There has been a glimmer of light in the past month as the June cut in rates and a proposed relaxation of mortgage lending rules injected some much needed life into the housing market.
Clearance rates at auctions have rebounded and prices steadied as buyers returned. Data from property consultant CoreLogic out on Monday showed Sydney home values had risen in June for the first time in almost two years.
Any stabilisation would be a tonic for spending power and confidence given Australia’s housing stock is valued at A$6.6 trillion ($4.60 trillion), or almost four times the country’s annual gross domestic product.
Much more will be needed, however, for the RBA to meet its target of pushing unemployment down to around 4.5% - a low not reached since 2008 - from the current 5.2%.
“Domestic data have been weaker than the RBA expected and the unemployment rate looks set to be higher than it assumed,” said David Plank, head of Australian economics at ANZ.
“So it’s hard to see how the Bank can conclude that anything other than further easing is required.”

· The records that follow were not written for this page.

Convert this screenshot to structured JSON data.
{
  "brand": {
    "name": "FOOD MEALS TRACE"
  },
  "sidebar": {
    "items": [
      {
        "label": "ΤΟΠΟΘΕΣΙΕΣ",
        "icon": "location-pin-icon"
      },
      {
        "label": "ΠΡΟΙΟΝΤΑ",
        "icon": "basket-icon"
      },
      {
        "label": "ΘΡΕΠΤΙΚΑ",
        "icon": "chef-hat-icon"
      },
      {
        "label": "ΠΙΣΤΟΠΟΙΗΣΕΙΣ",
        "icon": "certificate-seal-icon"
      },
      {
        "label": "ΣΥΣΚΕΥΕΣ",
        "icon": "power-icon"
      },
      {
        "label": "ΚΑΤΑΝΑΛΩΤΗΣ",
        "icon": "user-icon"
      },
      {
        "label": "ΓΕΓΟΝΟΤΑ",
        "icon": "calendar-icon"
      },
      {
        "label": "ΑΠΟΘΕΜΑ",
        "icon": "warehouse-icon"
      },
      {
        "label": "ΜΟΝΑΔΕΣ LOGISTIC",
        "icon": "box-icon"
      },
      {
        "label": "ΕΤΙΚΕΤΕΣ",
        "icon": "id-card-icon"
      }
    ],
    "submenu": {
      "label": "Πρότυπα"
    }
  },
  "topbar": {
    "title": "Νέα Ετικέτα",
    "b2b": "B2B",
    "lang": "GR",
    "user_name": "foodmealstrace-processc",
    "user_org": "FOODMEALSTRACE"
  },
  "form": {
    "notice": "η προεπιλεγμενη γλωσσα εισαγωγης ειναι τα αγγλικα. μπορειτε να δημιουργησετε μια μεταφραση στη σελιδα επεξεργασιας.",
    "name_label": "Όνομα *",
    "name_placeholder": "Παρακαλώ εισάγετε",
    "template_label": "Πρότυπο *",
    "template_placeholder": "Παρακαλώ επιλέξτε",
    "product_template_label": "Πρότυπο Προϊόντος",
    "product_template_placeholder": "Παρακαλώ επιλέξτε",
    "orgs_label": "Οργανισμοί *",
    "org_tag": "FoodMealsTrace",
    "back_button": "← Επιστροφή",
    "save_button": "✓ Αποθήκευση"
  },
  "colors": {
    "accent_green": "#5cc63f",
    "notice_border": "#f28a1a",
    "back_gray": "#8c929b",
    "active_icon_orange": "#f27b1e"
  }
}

Australia’s conservative government is close to securing enough votes to pass sweeping tax cuts after independent lawmakers said on Tuesday they were poised to strike an agreement with Prime Minister Scott Morrison. Australian Treasurer Josh Frydenberg proposed in April A$158 billion ($110 billion) in tax cuts over the next decade, primarily aimed at middle-income earners. That was on top of tax cuts of A$144 billion last year.
The plan, widely sought amid a slowing economy, needs the support of three independents and minor parties to become law after the main opposition Labor party said it would oppose the legislation in Australia’s upper house Senate, where the government does not have a majority.
Senator Stirling Griff said his Centre Alliance party was close to committing the final two votes the government needs to pass the bill.
“It’s getting close,” Griff told Australian Broadcasting Corp. Radio. “We’re 100% behind income earners getting an extra boost in their pay packet.”
A conservative independent lawmaker has already committed to supporting the legislation.
About 10 million middle- and low-income earners will receive a rebate worth up to A$1,080 per person should the legislation pass this week.
The tax cuts would be a welcome relief to Australia’s central bank, which has said government action was needed to boost consumer spending in order to revive an economy that is growing at its slowest pace in a decade.